Headphones As We Know Them Will Soon Become Obsolete

BusinessInsider.com reports that they’re a staple even on cutting-edge smartphones, televisions, and Hi-Fis, but the jack plug was invented back in the 19th century to route phone calls. Imagine hundreds of them being rearranged with swift dexterity by switchboard operators.

Has any technical standard ever lasted as long?

Despite the jack plug’s age, it will still come as a shock when it disappears into obsolescence. Especially to those people who have just bought an expensive pair of headphones.

The original design was a quarter inch in diameter, which is still used on electric guitars, but it shrank to 3.5mm for headphones. It is showing its age, though, and even the smaller sockets are now hindering the gradual de-thickening of mobile phones. Which is why they’ll soon be replaced.

There are basically two main ecosystems for mobile phones today: Apple’s iOS and Google’s Android. Both of them are well on their way to ditching the 3.5mm socket altogether.

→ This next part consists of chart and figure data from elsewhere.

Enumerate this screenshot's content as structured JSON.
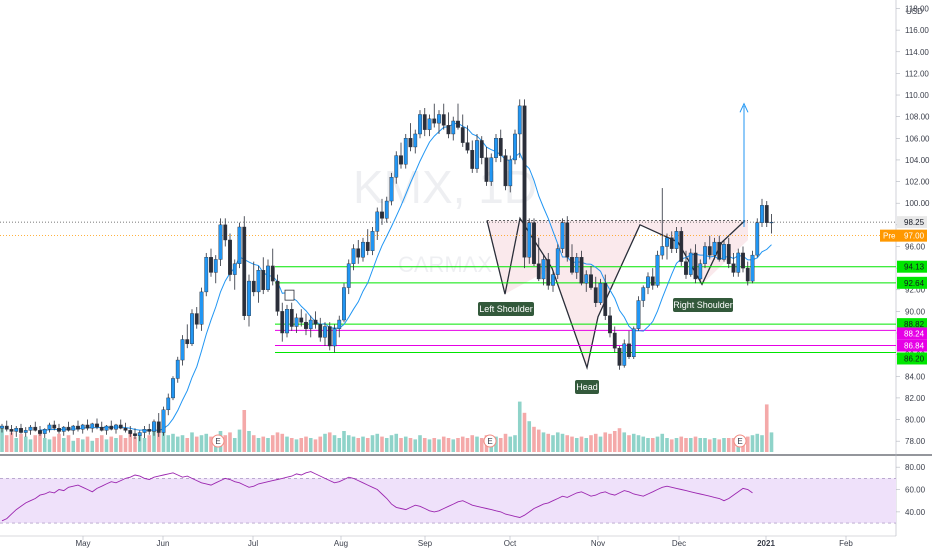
{
  "chart_data": {
    "type": "candlestick",
    "symbol_watermark": "KMX, 1D",
    "company_watermark": "CARMAX",
    "currency": "USD",
    "x_axis_labels": [
      "May",
      "Jun",
      "Jul",
      "Aug",
      "Sep",
      "Oct",
      "Nov",
      "Dec",
      "2021",
      "Feb"
    ],
    "y_axis": {
      "ylim": [
        77,
        118.6
      ],
      "ticks": [
        78.0,
        80.0,
        82.0,
        84.0,
        86.0,
        88.0,
        90.0,
        92.0,
        94.0,
        96.0,
        98.0,
        100.0,
        102.0,
        104.0,
        106.0,
        108.0,
        110.0,
        112.0,
        114.0,
        116.0,
        118.0
      ]
    },
    "price_tags": [
      {
        "value": "98.25",
        "style": "last"
      },
      {
        "value": "97.00",
        "style": "pre"
      },
      {
        "value": "94.13",
        "style": "green"
      },
      {
        "value": "92.64",
        "style": "green"
      },
      {
        "value": "88.82",
        "style": "green"
      },
      {
        "value": "88.24",
        "style": "magenta"
      },
      {
        "value": "86.84",
        "style": "magenta"
      },
      {
        "value": "86.20",
        "style": "green"
      }
    ],
    "pre_label": "Pre",
    "horizontal_levels": [
      {
        "value": 94.13,
        "color": "#00e600"
      },
      {
        "value": 92.64,
        "color": "#00e600"
      },
      {
        "value": 88.82,
        "color": "#00e600"
      },
      {
        "value": 88.24,
        "color": "#e600e6"
      },
      {
        "value": 86.84,
        "color": "#e600e6"
      },
      {
        "value": 86.2,
        "color": "#00e600"
      }
    ],
    "pattern_labels": [
      "Left Shoulder",
      "Head",
      "Right Shoulder"
    ],
    "earnings_marker": "E",
    "rsi": {
      "ticks": [
        "80.00",
        "60.00",
        "40.00"
      ],
      "upper": 70,
      "lower": 30
    },
    "candles": [
      [
        79.2,
        79.6,
        78.8,
        79.4,
        1.8
      ],
      [
        79.4,
        79.9,
        78.9,
        79.1,
        1.2
      ],
      [
        79.1,
        79.5,
        78.6,
        78.9,
        1.4
      ],
      [
        78.9,
        79.4,
        78.4,
        79.2,
        1.0
      ],
      [
        79.2,
        79.6,
        78.7,
        78.8,
        1.3
      ],
      [
        78.8,
        79.3,
        78.4,
        79.0,
        1.1
      ],
      [
        79.0,
        79.5,
        78.6,
        79.3,
        0.9
      ],
      [
        79.3,
        79.8,
        78.9,
        79.0,
        1.2
      ],
      [
        79.0,
        79.4,
        78.5,
        78.7,
        1.5
      ],
      [
        78.7,
        79.2,
        78.3,
        79.1,
        1.0
      ],
      [
        79.1,
        79.7,
        78.8,
        79.5,
        0.9
      ],
      [
        79.5,
        79.9,
        79.0,
        79.2,
        1.1
      ],
      [
        79.2,
        79.6,
        78.7,
        78.9,
        1.3
      ],
      [
        78.9,
        79.4,
        78.5,
        79.3,
        1.0
      ],
      [
        79.3,
        79.8,
        78.9,
        79.0,
        1.2
      ],
      [
        79.0,
        79.5,
        78.6,
        79.4,
        0.8
      ],
      [
        79.4,
        79.9,
        78.9,
        79.1,
        1.0
      ],
      [
        79.1,
        79.6,
        78.7,
        79.5,
        0.9
      ],
      [
        79.5,
        80.0,
        79.0,
        79.2,
        1.1
      ],
      [
        79.2,
        79.7,
        78.8,
        79.6,
        0.8
      ],
      [
        79.6,
        80.1,
        79.1,
        79.3,
        1.0
      ],
      [
        79.3,
        79.8,
        78.9,
        79.0,
        1.2
      ],
      [
        79.0,
        79.5,
        78.6,
        79.4,
        0.9
      ],
      [
        79.4,
        79.9,
        79.0,
        79.1,
        1.1
      ],
      [
        79.1,
        79.6,
        78.7,
        79.5,
        1.0
      ],
      [
        79.5,
        80.0,
        79.1,
        79.2,
        1.2
      ],
      [
        79.2,
        79.7,
        78.8,
        79.0,
        1.0
      ],
      [
        79.0,
        79.4,
        78.4,
        78.7,
        1.4
      ],
      [
        78.7,
        79.2,
        78.2,
        78.5,
        1.1
      ],
      [
        78.5,
        79.0,
        78.0,
        78.8,
        1.3
      ],
      [
        78.8,
        79.4,
        78.3,
        79.1,
        1.0
      ],
      [
        79.1,
        79.6,
        78.6,
        78.9,
        1.2
      ],
      [
        78.9,
        80.0,
        78.5,
        79.8,
        1.5
      ],
      [
        79.8,
        80.6,
        78.4,
        78.8,
        1.6
      ],
      [
        78.8,
        81.2,
        78.5,
        80.9,
        1.4
      ],
      [
        80.9,
        82.4,
        80.4,
        82.0,
        1.2
      ],
      [
        82.0,
        84.0,
        81.8,
        83.8,
        1.3
      ],
      [
        83.8,
        85.8,
        83.4,
        85.5,
        1.1
      ],
      [
        85.5,
        87.8,
        85.0,
        87.4,
        1.2
      ],
      [
        87.4,
        88.8,
        86.6,
        87.0,
        1.0
      ],
      [
        87.0,
        90.2,
        86.8,
        89.8,
        1.4
      ],
      [
        89.8,
        90.4,
        88.4,
        88.8,
        1.1
      ],
      [
        88.8,
        92.2,
        88.2,
        91.8,
        1.2
      ],
      [
        91.8,
        95.4,
        91.4,
        95.0,
        1.3
      ],
      [
        95.0,
        95.8,
        93.2,
        93.6,
        1.1
      ],
      [
        93.6,
        95.2,
        92.6,
        94.8,
        1.0
      ],
      [
        94.8,
        98.6,
        94.2,
        98.0,
        1.5
      ],
      [
        98.0,
        98.6,
        96.0,
        96.6,
        1.2
      ],
      [
        96.6,
        97.2,
        92.8,
        93.4,
        1.4
      ],
      [
        93.4,
        94.8,
        92.0,
        94.4,
        1.0
      ],
      [
        94.4,
        98.2,
        94.0,
        97.8,
        1.6
      ],
      [
        97.8,
        98.8,
        89.2,
        89.6,
        3.0
      ],
      [
        89.6,
        93.4,
        88.6,
        92.8,
        1.5
      ],
      [
        92.8,
        94.6,
        91.4,
        91.8,
        1.2
      ],
      [
        91.8,
        94.2,
        90.8,
        93.8,
        1.0
      ],
      [
        93.8,
        95.0,
        91.6,
        92.0,
        1.1
      ],
      [
        92.0,
        94.8,
        91.8,
        94.2,
        1.0
      ],
      [
        94.2,
        95.8,
        92.4,
        92.8,
        1.2
      ],
      [
        92.8,
        93.4,
        89.6,
        90.0,
        1.4
      ],
      [
        90.0,
        90.8,
        87.2,
        88.0,
        1.3
      ],
      [
        88.0,
        90.6,
        87.6,
        90.2,
        1.1
      ],
      [
        90.2,
        90.8,
        88.2,
        88.6,
        1.0
      ],
      [
        88.6,
        89.8,
        88.0,
        89.4,
        0.9
      ],
      [
        89.4,
        90.2,
        88.6,
        89.0,
        1.0
      ],
      [
        89.0,
        89.8,
        87.8,
        88.4,
        1.1
      ],
      [
        88.4,
        89.6,
        87.6,
        89.2,
        1.0
      ],
      [
        89.2,
        90.0,
        88.4,
        88.8,
        0.9
      ],
      [
        88.8,
        89.4,
        87.2,
        87.6,
        1.1
      ],
      [
        87.6,
        89.0,
        86.8,
        88.6,
        1.3
      ],
      [
        88.6,
        89.0,
        86.4,
        86.8,
        1.4
      ],
      [
        86.8,
        88.8,
        86.2,
        88.4,
        1.2
      ],
      [
        88.4,
        89.6,
        87.6,
        89.2,
        1.0
      ],
      [
        89.2,
        92.6,
        89.0,
        92.2,
        1.5
      ],
      [
        92.2,
        94.8,
        91.6,
        94.4,
        1.2
      ],
      [
        94.4,
        96.2,
        93.8,
        95.8,
        1.1
      ],
      [
        95.8,
        96.6,
        94.4,
        95.0,
        1.0
      ],
      [
        95.0,
        96.8,
        94.6,
        96.4,
        1.1
      ],
      [
        96.4,
        97.6,
        95.2,
        95.6,
        1.0
      ],
      [
        95.6,
        97.8,
        95.2,
        97.4,
        1.2
      ],
      [
        97.4,
        99.6,
        96.6,
        99.2,
        1.3
      ],
      [
        99.2,
        100.4,
        98.0,
        98.6,
        1.1
      ],
      [
        98.6,
        100.6,
        98.2,
        100.2,
        1.0
      ],
      [
        100.2,
        102.8,
        99.8,
        102.4,
        1.2
      ],
      [
        102.4,
        104.8,
        101.8,
        104.4,
        1.3
      ],
      [
        104.4,
        105.6,
        103.2,
        103.6,
        1.0
      ],
      [
        103.6,
        106.4,
        103.2,
        106.0,
        1.1
      ],
      [
        106.0,
        107.4,
        104.8,
        105.2,
        1.0
      ],
      [
        105.2,
        106.8,
        104.6,
        106.4,
        0.9
      ],
      [
        106.4,
        108.6,
        106.0,
        108.2,
        1.2
      ],
      [
        108.2,
        108.8,
        106.2,
        106.8,
        1.0
      ],
      [
        106.8,
        108.2,
        106.2,
        107.8,
        0.9
      ],
      [
        107.8,
        109.2,
        107.0,
        107.4,
        1.0
      ],
      [
        107.4,
        108.6,
        106.4,
        108.2,
        0.9
      ],
      [
        108.2,
        109.2,
        106.8,
        107.2,
        1.1
      ],
      [
        107.2,
        108.4,
        106.0,
        106.4,
        1.0
      ],
      [
        106.4,
        108.0,
        105.8,
        107.6,
        0.9
      ],
      [
        107.6,
        109.2,
        106.8,
        107.0,
        1.0
      ],
      [
        107.0,
        108.2,
        105.2,
        105.6,
        1.1
      ],
      [
        105.6,
        107.2,
        104.6,
        104.9,
        1.0
      ],
      [
        104.9,
        105.8,
        102.8,
        103.2,
        1.2
      ],
      [
        103.2,
        106.4,
        102.8,
        105.8,
        1.1
      ],
      [
        105.8,
        106.2,
        103.6,
        104.2,
        1.0
      ],
      [
        104.2,
        105.2,
        101.6,
        102.0,
        1.2
      ],
      [
        102.0,
        104.6,
        101.6,
        104.2,
        1.0
      ],
      [
        104.2,
        106.4,
        103.8,
        106.0,
        1.1
      ],
      [
        106.0,
        106.8,
        103.8,
        104.4,
        1.0
      ],
      [
        104.4,
        105.0,
        101.2,
        101.6,
        1.3
      ],
      [
        101.6,
        104.4,
        101.0,
        104.0,
        1.1
      ],
      [
        104.0,
        106.8,
        103.6,
        106.4,
        1.2
      ],
      [
        106.4,
        109.6,
        104.2,
        109.0,
        3.6
      ],
      [
        109.0,
        109.6,
        94.0,
        95.0,
        2.8
      ],
      [
        95.0,
        98.6,
        94.4,
        98.2,
        2.2
      ],
      [
        98.2,
        98.6,
        94.2,
        94.4,
        1.8
      ],
      [
        94.4,
        96.8,
        92.8,
        93.0,
        1.6
      ],
      [
        93.0,
        95.2,
        92.4,
        94.8,
        1.4
      ],
      [
        94.8,
        95.4,
        92.0,
        92.4,
        1.3
      ],
      [
        92.4,
        93.8,
        91.8,
        93.4,
        1.2
      ],
      [
        93.4,
        96.2,
        93.0,
        95.8,
        1.4
      ],
      [
        95.8,
        98.6,
        95.4,
        98.2,
        1.3
      ],
      [
        98.2,
        98.8,
        94.6,
        95.0,
        1.2
      ],
      [
        95.0,
        96.2,
        93.4,
        93.6,
        1.1
      ],
      [
        93.6,
        95.4,
        93.0,
        95.0,
        1.0
      ],
      [
        95.0,
        95.6,
        92.4,
        92.6,
        1.1
      ],
      [
        92.6,
        93.8,
        91.8,
        93.4,
        1.0
      ],
      [
        93.4,
        94.2,
        92.0,
        92.2,
        1.2
      ],
      [
        92.2,
        93.2,
        90.4,
        90.8,
        1.3
      ],
      [
        90.8,
        93.0,
        90.6,
        92.6,
        1.1
      ],
      [
        92.6,
        93.4,
        89.2,
        89.6,
        1.4
      ],
      [
        89.6,
        90.4,
        87.6,
        88.0,
        1.3
      ],
      [
        88.0,
        88.6,
        86.2,
        86.6,
        1.5
      ],
      [
        86.6,
        86.8,
        84.6,
        85.0,
        1.7
      ],
      [
        85.0,
        87.4,
        84.8,
        87.0,
        1.4
      ],
      [
        87.0,
        88.2,
        85.6,
        85.8,
        1.2
      ],
      [
        85.8,
        88.6,
        85.6,
        88.4,
        1.3
      ],
      [
        88.4,
        91.4,
        88.2,
        91.0,
        1.2
      ],
      [
        91.0,
        92.4,
        90.4,
        92.2,
        1.1
      ],
      [
        92.2,
        93.6,
        91.6,
        93.2,
        1.0
      ],
      [
        93.2,
        94.0,
        92.0,
        92.4,
        1.0
      ],
      [
        92.4,
        95.6,
        92.2,
        95.2,
        1.1
      ],
      [
        95.2,
        101.4,
        94.8,
        96.0,
        1.3
      ],
      [
        96.0,
        97.2,
        94.8,
        96.8,
        1.0
      ],
      [
        96.8,
        97.4,
        95.4,
        95.8,
        0.9
      ],
      [
        95.8,
        97.8,
        95.4,
        97.4,
        1.0
      ],
      [
        97.4,
        97.8,
        94.2,
        94.6,
        1.1
      ],
      [
        94.6,
        95.6,
        93.0,
        93.4,
        1.0
      ],
      [
        93.4,
        95.8,
        93.2,
        95.4,
        1.0
      ],
      [
        95.4,
        96.2,
        92.6,
        93.0,
        1.1
      ],
      [
        93.0,
        94.8,
        92.6,
        94.4,
        1.0
      ],
      [
        94.4,
        96.4,
        94.0,
        96.0,
        1.0
      ],
      [
        96.0,
        97.0,
        94.8,
        95.2,
        0.9
      ],
      [
        95.2,
        96.8,
        94.8,
        96.4,
        1.0
      ],
      [
        96.4,
        97.0,
        94.6,
        94.8,
        0.9
      ],
      [
        94.8,
        96.6,
        94.6,
        96.2,
        1.0
      ],
      [
        96.2,
        96.8,
        94.0,
        94.4,
        1.0
      ],
      [
        94.4,
        95.4,
        93.2,
        93.6,
        1.0
      ],
      [
        93.6,
        95.8,
        93.2,
        95.4,
        1.1
      ],
      [
        95.4,
        96.0,
        93.6,
        94.0,
        1.0
      ],
      [
        94.0,
        94.6,
        92.4,
        92.8,
        1.1
      ],
      [
        92.8,
        95.6,
        92.6,
        95.2,
        1.2
      ],
      [
        95.2,
        98.6,
        95.0,
        98.2,
        1.3
      ],
      [
        98.2,
        100.4,
        97.8,
        99.8,
        1.2
      ],
      [
        99.8,
        100.2,
        97.8,
        98.2,
        3.4
      ],
      [
        98.2,
        99.0,
        97.2,
        98.25,
        1.4
      ]
    ],
    "rsi_values": [
      32,
      34,
      38,
      42,
      45,
      48,
      50,
      52,
      55,
      56,
      58,
      57,
      60,
      59,
      62,
      63,
      64,
      62,
      60,
      58,
      61,
      63,
      65,
      67,
      66,
      68,
      70,
      71,
      73,
      72,
      70,
      69,
      71,
      72,
      73,
      74,
      75,
      73,
      71,
      72,
      70,
      68,
      66,
      65,
      64,
      66,
      68,
      70,
      69,
      67,
      66,
      64,
      62,
      63,
      65,
      66,
      67,
      68,
      69,
      70,
      71,
      72,
      74,
      73,
      75,
      76,
      74,
      72,
      70,
      68,
      66,
      67,
      69,
      71,
      70,
      68,
      66,
      64,
      62,
      60,
      56,
      52,
      47,
      44,
      43,
      42,
      44,
      46,
      45,
      43,
      41,
      40,
      41,
      43,
      45,
      47,
      49,
      50,
      48,
      46,
      45,
      44,
      43,
      42,
      41,
      40,
      38,
      37,
      36,
      35,
      37,
      40,
      43,
      45,
      47,
      48,
      50,
      52,
      54,
      53,
      55,
      57,
      58,
      56,
      54,
      55,
      57,
      58,
      56,
      55,
      57,
      59,
      58,
      56,
      55,
      54,
      56,
      58,
      60,
      62,
      63,
      62,
      61,
      60,
      59,
      58,
      57,
      56,
      55,
      54,
      53,
      52,
      50,
      52,
      55,
      58,
      61,
      60,
      57
    ]
  }
}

At its developer conference last year, during a talk on designing accessories for the iPad and iPhone, Apple announced it was working on headphones that connect via the Lightning port. That odd, proprietary socket that replaced the original 30-pin iPod connector now provides audio as well as power.

Philips was first to develop a pair: the Fidelio M2L. So, just when you thought Apple couldn’t be any more of a walled garden, there now exist headphones that work only on its devices.